Ukraine: Background, Sanctions, and the Sword of Damocles
The BBC is reporting that dozens of people have died today in new fighting between police and protestors in Ukraine. For a background to what is underlying the protests, see these posts concerning the struggle over the norms that will define Ukraine, how Ukraine’s domestic disputes interact with Russian and European regional strategies, and the significance of the eastward spread of the protests and Russia’s technique of push-back against the norm-based arguments of the EU.
Some of these themes are echoed in the BBC report:
Ukraine seems be caught in a modern “Great Game”. Vladimir Putin wants to make Russia a global economic player, rivalling China, the US and EU. To that end he is creating a customs union with other countries and sees Ukraine as a vital and natural element in that – not least because of the countries’ deep cultural and historical ties.
The EU says assimilation and eventual membership could be worth billions of euros to Ukraine, modernising its economy and giving it access to the single market.
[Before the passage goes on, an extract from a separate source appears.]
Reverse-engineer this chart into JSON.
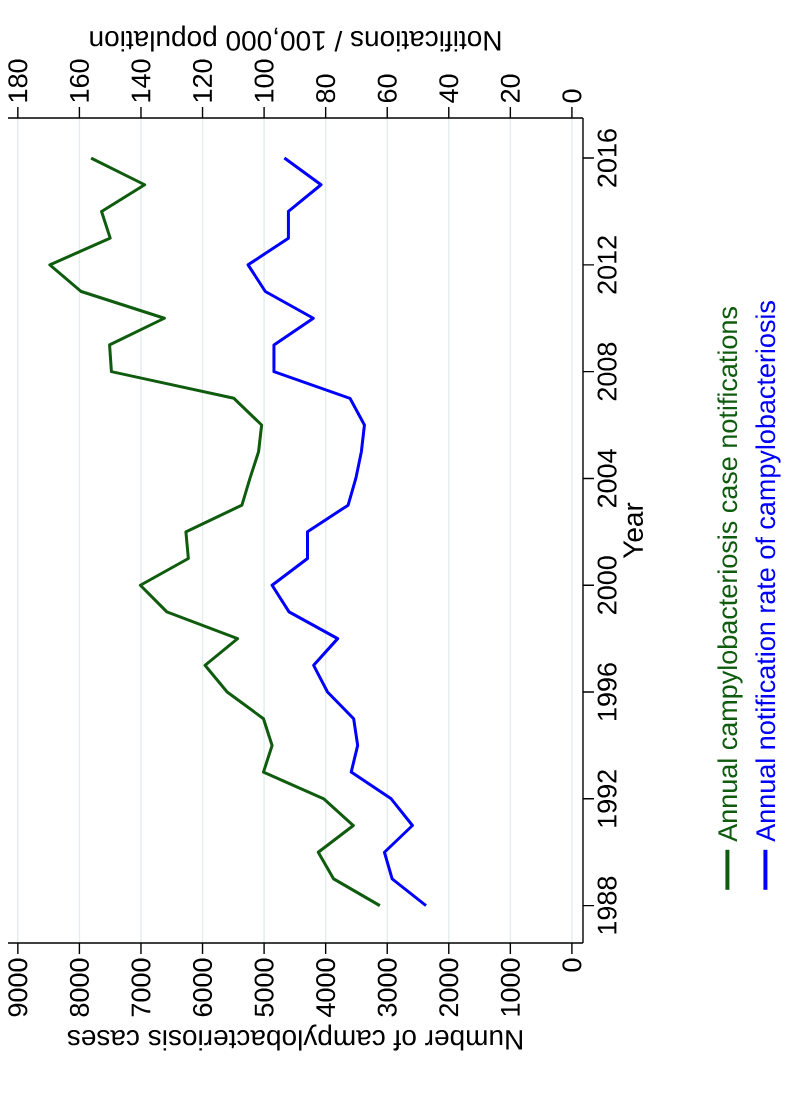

It also wants to reverse what it sees as damaging infringements on democracy and human rights in Ukraine.
Many Ukrainians in the east, working in heavy industry that supplies Russian markets, are fearful of losing their jobs if Kiev throws in its lot with Brussels. But many in the west want the prosperity and the rule of law they believe the EU would bring. They point out that while Ukraine had a bigger GDP than Poland in 1990, Poland’s economy is now nearly three times larger.
While the immediate issue in the streets of Kiev is an end to the violence, the medium-term Western response may be sanctions against Ukraine, particularly targeting the assets of President Yanukovich and his allies.
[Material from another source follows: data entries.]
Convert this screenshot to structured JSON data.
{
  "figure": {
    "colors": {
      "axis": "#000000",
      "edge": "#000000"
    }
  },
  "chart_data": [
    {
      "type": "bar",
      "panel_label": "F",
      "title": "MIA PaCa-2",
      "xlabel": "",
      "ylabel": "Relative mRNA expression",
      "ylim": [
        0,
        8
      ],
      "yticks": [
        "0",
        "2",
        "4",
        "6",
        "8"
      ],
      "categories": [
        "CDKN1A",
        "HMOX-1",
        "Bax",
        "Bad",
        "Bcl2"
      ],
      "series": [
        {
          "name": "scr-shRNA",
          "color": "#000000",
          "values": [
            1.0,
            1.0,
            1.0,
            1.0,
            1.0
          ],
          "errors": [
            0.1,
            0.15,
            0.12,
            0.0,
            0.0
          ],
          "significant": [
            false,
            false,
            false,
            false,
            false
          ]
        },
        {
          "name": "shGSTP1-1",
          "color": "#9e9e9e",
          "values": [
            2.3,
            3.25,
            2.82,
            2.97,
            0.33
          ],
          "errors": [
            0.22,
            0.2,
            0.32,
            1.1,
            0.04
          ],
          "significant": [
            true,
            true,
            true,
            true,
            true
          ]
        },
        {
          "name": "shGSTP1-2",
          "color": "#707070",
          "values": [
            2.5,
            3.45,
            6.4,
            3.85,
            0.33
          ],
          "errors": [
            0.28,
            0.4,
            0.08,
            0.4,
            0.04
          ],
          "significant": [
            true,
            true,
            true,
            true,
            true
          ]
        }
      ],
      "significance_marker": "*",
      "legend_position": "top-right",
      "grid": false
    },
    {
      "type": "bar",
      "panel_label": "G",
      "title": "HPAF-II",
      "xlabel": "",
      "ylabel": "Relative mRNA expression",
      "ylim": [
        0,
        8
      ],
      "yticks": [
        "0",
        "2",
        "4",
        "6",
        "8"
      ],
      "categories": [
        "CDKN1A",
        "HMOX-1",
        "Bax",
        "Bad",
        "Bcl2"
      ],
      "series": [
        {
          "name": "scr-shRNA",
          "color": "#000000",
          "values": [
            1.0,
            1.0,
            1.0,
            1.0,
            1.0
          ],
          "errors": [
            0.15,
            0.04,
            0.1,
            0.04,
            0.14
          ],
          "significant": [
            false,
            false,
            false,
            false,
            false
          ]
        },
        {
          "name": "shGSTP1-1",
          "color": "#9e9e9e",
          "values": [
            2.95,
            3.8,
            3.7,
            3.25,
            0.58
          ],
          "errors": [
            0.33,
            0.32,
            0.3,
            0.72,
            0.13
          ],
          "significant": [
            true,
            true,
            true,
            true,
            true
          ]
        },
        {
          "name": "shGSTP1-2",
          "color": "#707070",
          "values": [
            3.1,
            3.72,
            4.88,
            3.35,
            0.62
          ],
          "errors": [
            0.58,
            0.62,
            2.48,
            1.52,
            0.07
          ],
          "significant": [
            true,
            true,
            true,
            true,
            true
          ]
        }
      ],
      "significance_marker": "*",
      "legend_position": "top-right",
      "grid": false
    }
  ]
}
But, hanging over all of this like the sword of Damocles is the concern over the stability of the Ukrainian state. The previous Opinio Juris posts, the BBC report linked-to above, and others have noted the sharp electoral and linguistic (Ukraine-speaking/ Russian speaking) divide between western Ukraine and eastern Ukraine. Some have voiced concern that Ukraine faces a possible civil war or a break-up of the country. Edward Lucas of The Economist has written in an op-ed in today’s (February 20) Telegraph:
Perhaps the authorities will decide that they cannot crush the protesters and will draw back, meaning months of tension, jitters and uncertainty. Even then, Ukraine’s territorial integrity has been shattered, perhaps fatally. In the west, government buildings have been set ablaze. The region – the old Austro-Hungarian Galicia – was the site of a decade-long insurrection post-war against Soviet rule. If pro-Moscow authorities in Kiev try to crack down there, civil war looms…
Equally worrying is Crimea – site of the Charge of the Light Brigade 160 years ago – which could now be the flashpoint for another conflict with Russia, with far more devastating effects. The region is on the verge of declaring independence from Kiev (a move likely to prompt Russian intervention to protect the separatist statelet).
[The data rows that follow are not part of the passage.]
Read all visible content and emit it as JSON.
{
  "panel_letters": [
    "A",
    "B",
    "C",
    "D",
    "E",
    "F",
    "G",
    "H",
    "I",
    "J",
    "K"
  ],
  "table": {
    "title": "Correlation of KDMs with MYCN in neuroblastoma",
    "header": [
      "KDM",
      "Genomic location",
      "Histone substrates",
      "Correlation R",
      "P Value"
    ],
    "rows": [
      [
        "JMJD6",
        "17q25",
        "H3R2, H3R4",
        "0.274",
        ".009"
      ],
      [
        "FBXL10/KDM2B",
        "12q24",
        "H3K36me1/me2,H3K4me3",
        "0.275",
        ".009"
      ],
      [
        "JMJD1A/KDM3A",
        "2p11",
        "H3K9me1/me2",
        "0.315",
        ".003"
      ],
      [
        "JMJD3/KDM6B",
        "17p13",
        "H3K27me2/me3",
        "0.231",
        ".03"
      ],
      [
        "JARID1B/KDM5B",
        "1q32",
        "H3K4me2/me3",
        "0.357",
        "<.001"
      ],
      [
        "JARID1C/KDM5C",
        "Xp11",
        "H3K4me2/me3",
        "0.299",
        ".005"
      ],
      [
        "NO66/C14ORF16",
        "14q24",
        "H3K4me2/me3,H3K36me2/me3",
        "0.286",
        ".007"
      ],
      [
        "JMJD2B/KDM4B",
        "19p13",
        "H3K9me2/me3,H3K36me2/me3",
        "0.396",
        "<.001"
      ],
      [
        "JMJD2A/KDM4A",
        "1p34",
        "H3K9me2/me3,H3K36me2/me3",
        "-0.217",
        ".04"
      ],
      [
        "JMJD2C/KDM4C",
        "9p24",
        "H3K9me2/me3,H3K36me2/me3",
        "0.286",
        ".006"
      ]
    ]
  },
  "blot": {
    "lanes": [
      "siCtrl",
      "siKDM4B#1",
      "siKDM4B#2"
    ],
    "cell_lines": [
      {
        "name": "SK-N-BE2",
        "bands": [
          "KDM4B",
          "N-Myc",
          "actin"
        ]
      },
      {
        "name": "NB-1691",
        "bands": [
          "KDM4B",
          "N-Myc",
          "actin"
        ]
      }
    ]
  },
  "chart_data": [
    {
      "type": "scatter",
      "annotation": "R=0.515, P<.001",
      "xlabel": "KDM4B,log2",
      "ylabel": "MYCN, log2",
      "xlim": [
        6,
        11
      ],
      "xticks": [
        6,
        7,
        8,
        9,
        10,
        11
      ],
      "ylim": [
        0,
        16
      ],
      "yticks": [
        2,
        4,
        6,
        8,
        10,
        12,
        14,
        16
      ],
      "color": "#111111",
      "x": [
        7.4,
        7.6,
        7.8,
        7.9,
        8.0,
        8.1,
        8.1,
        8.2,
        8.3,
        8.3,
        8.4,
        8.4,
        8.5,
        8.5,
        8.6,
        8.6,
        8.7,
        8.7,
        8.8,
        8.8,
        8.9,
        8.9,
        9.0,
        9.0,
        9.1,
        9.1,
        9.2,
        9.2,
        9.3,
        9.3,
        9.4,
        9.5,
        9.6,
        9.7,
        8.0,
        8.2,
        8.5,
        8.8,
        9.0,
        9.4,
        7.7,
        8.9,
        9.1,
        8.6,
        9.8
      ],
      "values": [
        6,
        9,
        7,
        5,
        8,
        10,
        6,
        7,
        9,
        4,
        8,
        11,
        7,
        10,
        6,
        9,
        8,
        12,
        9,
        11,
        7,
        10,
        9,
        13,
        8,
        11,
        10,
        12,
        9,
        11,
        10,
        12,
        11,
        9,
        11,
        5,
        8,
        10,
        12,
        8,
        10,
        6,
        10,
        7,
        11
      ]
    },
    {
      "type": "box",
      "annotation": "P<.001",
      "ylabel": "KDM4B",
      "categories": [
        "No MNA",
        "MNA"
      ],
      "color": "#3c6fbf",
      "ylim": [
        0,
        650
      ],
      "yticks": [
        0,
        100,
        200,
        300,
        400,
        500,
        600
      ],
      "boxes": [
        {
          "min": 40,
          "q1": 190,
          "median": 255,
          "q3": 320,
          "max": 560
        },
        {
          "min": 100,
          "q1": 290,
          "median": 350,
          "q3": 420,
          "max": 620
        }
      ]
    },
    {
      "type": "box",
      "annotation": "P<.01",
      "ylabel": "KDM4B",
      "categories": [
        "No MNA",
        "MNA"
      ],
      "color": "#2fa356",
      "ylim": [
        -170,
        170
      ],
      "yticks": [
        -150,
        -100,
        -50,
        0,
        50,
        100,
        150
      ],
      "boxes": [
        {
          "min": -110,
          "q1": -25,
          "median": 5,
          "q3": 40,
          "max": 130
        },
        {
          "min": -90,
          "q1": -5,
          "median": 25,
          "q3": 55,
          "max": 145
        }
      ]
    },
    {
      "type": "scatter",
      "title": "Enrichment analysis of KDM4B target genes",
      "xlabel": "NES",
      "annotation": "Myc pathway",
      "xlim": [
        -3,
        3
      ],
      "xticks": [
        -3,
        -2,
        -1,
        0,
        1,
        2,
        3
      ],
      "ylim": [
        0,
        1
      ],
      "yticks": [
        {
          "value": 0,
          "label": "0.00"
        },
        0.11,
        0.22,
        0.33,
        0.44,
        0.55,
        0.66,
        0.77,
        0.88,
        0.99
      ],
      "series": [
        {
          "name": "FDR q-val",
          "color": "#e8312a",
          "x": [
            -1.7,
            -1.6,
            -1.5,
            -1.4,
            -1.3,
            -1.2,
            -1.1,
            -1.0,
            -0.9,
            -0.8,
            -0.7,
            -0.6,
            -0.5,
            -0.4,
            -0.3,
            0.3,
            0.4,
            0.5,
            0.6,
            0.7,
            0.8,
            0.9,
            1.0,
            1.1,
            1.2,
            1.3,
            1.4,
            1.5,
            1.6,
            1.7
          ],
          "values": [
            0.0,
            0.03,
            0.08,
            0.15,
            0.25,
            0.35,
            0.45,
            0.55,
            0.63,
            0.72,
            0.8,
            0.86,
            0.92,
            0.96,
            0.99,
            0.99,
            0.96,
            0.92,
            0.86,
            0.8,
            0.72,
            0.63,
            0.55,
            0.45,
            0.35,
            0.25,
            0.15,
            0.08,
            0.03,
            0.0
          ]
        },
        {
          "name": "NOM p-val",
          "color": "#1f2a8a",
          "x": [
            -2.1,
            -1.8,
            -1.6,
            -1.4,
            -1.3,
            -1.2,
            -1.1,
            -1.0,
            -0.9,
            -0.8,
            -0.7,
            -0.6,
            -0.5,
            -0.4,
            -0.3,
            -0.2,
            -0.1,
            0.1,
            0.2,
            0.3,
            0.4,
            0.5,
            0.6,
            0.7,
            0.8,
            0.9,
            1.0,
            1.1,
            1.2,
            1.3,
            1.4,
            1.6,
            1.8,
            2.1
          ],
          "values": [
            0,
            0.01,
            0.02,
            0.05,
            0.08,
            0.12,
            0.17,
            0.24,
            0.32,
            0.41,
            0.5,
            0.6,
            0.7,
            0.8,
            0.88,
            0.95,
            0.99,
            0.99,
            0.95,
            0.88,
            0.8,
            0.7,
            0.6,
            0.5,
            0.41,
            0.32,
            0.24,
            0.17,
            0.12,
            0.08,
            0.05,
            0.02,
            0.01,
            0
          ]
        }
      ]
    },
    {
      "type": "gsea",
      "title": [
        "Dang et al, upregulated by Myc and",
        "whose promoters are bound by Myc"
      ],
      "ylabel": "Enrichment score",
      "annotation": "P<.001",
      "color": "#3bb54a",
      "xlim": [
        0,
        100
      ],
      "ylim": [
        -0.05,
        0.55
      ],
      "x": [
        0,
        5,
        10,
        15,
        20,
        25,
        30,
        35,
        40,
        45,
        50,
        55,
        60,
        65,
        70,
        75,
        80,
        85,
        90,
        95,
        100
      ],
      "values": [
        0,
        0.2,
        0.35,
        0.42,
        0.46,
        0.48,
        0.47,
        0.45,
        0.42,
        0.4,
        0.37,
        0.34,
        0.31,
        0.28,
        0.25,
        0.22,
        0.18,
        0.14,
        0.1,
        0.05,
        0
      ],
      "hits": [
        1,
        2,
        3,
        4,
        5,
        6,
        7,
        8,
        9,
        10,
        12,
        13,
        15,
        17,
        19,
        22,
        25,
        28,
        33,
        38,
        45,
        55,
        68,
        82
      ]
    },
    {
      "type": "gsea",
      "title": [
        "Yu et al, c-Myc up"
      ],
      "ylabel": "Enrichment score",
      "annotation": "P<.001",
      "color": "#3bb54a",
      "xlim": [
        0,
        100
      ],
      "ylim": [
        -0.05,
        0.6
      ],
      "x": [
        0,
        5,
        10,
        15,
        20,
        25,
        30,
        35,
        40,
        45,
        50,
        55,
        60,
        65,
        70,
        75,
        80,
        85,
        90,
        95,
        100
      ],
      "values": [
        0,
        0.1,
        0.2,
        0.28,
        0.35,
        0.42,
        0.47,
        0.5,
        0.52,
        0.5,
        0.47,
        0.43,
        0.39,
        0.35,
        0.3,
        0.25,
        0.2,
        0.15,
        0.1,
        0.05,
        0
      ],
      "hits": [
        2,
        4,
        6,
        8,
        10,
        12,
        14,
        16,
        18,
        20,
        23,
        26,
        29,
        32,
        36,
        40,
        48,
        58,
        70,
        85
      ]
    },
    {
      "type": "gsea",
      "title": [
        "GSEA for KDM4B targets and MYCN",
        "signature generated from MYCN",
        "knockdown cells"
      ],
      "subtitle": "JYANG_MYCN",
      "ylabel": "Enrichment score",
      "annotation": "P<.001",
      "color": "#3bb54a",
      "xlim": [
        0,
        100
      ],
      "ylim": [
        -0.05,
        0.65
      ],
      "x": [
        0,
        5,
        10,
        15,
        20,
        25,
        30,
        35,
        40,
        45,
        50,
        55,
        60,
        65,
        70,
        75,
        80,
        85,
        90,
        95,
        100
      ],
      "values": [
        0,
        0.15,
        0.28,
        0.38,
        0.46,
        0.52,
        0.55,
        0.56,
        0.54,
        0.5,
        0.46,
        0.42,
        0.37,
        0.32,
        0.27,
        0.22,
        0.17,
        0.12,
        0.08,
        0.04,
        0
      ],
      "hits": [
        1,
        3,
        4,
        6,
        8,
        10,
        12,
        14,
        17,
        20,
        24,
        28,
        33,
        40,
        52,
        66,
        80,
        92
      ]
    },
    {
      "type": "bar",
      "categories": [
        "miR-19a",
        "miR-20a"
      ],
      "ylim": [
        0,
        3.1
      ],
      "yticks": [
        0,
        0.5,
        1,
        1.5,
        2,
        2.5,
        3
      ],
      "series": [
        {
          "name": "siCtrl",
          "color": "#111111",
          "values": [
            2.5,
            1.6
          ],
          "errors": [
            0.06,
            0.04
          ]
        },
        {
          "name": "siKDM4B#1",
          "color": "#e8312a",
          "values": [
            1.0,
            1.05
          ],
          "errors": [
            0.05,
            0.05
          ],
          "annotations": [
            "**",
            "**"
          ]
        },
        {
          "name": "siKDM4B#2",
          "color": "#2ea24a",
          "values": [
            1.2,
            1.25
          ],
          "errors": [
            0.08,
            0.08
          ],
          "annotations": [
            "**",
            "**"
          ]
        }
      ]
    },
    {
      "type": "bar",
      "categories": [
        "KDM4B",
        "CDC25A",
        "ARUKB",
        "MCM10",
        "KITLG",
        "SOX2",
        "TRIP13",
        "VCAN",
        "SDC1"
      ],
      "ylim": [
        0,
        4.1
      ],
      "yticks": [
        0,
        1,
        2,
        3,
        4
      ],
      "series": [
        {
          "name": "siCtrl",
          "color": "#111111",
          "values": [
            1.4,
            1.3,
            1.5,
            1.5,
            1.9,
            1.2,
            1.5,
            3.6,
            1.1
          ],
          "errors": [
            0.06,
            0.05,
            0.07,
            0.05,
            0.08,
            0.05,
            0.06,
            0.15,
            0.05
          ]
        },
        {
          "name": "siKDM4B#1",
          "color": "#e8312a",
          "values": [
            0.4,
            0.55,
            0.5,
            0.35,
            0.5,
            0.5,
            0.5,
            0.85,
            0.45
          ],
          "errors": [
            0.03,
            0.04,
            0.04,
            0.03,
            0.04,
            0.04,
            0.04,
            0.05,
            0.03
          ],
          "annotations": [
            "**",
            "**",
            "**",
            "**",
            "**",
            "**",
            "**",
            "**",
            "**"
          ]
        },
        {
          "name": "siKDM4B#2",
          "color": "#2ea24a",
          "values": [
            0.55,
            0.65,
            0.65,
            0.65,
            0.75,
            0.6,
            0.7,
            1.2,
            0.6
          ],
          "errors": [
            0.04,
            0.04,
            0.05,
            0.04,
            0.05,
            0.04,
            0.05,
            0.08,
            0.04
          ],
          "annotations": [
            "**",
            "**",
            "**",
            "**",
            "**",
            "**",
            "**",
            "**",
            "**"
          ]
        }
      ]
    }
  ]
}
The BBC report sounds a more hopeful note:
Some commentators suggest this shows the country is liable to split violently across the middle. But others say this is unlikely – and that many in the east still identify as Ukrainians, even if they speak Russian.
As I mentioned in my previous post on Ukraine, the answer to the question of whether or not there is civil war or secession, depends in part on what the protestors in the eastern part of the country are protesting about. If they are willing to continue on the path to closer integration with the EU and set aside closer integration with Russia, then the strand of hair keeps the sword suspended. If the Ukrainians in the east just want Yanukovich out, but still want to avert integration with the EU and increase integration with Russia, then the strand doesn’t necessarily break, but it does fray, as the normative conflict over the future of Ukraine will persist.
But while the question of civil war and secession depends in part on the severity of normative friction in Ukraine, that is not the only determinant. Also important is what role Russia will play in either further exacerbating the conflict or finding a peaceful solution. In September, Russia raised the specter of secessionism in Ukraine, specifically linking it to Ukraine’s signing the EU Association Agreement. Russia actively supports secessionist movements in Moldova and Georgia, two other countries seeking closer relations with the EU. Whether President Putin believes that preventing Ukraine from signing an Association Agreement with the EU is important enough to push that country to war remains to be seen.
The issue for today is ending the violence in the streets of Kiev. But that is the first step in a long road to finding stability in Ukraine.